Smaller firms have greater opportunities to get to know customers personally and develop stronger relationships as a result. This form of investment in customer relationship management pays dividends in a trust-deprived environment. It is the trump card that small businesses are best placed to play.

I run a technology company with just over 100 employees. If my customers have a problem, they know they can pick up the telephone to any member of the company, including me, and we will commit to helping them resolve their issue. It is much harder for larger companies to make this personal level of commitment. That’s one reason that we are prevailing over better-known enterprises like CA, Novell and IBM in head-to-head bids for business.

Nor is trust simply about the relationships you have with your customers. Developing trust needs to start from within: if your own employees don’t trust you, then your customers never will. Building mutual trust at all levels of an organisation from the receptionist to the board is essential. The larger a company is, the harder it is to effectively maintain that trust balance.

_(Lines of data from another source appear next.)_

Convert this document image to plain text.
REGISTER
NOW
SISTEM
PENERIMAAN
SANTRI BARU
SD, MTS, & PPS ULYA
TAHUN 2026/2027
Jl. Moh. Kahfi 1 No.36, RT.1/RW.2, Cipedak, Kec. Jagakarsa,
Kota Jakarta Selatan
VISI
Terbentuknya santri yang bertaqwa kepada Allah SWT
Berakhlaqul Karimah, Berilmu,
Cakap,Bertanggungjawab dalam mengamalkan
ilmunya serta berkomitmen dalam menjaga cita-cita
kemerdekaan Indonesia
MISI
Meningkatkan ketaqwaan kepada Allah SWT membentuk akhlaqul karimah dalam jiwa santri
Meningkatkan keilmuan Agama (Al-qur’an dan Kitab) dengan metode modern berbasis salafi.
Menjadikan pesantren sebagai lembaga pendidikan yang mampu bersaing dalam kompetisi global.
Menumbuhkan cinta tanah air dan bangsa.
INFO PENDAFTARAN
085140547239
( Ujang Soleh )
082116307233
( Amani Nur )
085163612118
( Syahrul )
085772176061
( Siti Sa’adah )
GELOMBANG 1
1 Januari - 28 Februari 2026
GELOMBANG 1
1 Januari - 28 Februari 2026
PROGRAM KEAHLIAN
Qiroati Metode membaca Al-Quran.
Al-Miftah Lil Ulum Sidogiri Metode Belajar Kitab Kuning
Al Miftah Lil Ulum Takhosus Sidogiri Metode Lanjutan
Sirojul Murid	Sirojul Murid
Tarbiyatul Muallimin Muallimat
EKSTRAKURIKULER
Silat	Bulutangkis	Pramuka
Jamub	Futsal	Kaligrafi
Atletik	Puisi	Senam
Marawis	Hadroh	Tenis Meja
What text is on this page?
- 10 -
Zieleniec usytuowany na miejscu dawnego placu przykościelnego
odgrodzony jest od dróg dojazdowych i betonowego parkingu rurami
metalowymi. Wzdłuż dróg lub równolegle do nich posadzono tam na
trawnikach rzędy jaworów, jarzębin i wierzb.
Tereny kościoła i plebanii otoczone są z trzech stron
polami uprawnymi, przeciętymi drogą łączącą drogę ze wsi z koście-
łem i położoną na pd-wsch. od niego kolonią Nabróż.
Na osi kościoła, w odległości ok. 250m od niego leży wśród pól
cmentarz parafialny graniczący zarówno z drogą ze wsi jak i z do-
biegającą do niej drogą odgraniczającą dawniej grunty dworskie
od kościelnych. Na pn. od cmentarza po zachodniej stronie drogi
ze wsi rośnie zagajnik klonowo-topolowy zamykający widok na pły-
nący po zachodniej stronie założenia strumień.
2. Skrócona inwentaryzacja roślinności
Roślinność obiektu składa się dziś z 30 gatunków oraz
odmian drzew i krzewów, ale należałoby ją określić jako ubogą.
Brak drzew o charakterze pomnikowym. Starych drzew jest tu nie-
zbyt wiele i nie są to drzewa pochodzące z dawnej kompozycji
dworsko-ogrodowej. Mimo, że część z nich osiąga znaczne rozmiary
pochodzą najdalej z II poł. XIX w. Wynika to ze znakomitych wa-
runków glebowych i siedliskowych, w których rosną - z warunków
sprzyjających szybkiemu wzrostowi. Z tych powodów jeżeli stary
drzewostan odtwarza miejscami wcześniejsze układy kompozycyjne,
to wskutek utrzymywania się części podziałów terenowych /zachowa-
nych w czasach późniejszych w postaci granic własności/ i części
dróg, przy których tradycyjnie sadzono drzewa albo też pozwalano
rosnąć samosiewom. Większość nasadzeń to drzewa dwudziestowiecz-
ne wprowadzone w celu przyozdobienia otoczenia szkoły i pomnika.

In a small company employees have much greater control over their future. If they do an excellent job, there is a good chance that their efforts will be recognised and rewarded, and this gives employees a sense of security. Conversely, in a company of thousands it’s easy to be missed. In an era of layoffs, that’s not a comforting thought.

Of course, trust is not exclusive to small businesses. But small businesses tend to share characteristics—such as customer orientation and direct control of products and services—that naturally foster trust. They also often have reliable owners, committed employees, personal client relationships and low overheads that contribute to a sense of trust and security both within the company and to outside customers.

There’s no doubt the recession is tough on everyone. But it is also providing fresh opportunities for smaller, nimbler companies that formerly didn’t even register on some customers’ radar. You have to prove yourself, but bigger is no longer automatically better. That, at least, is progress.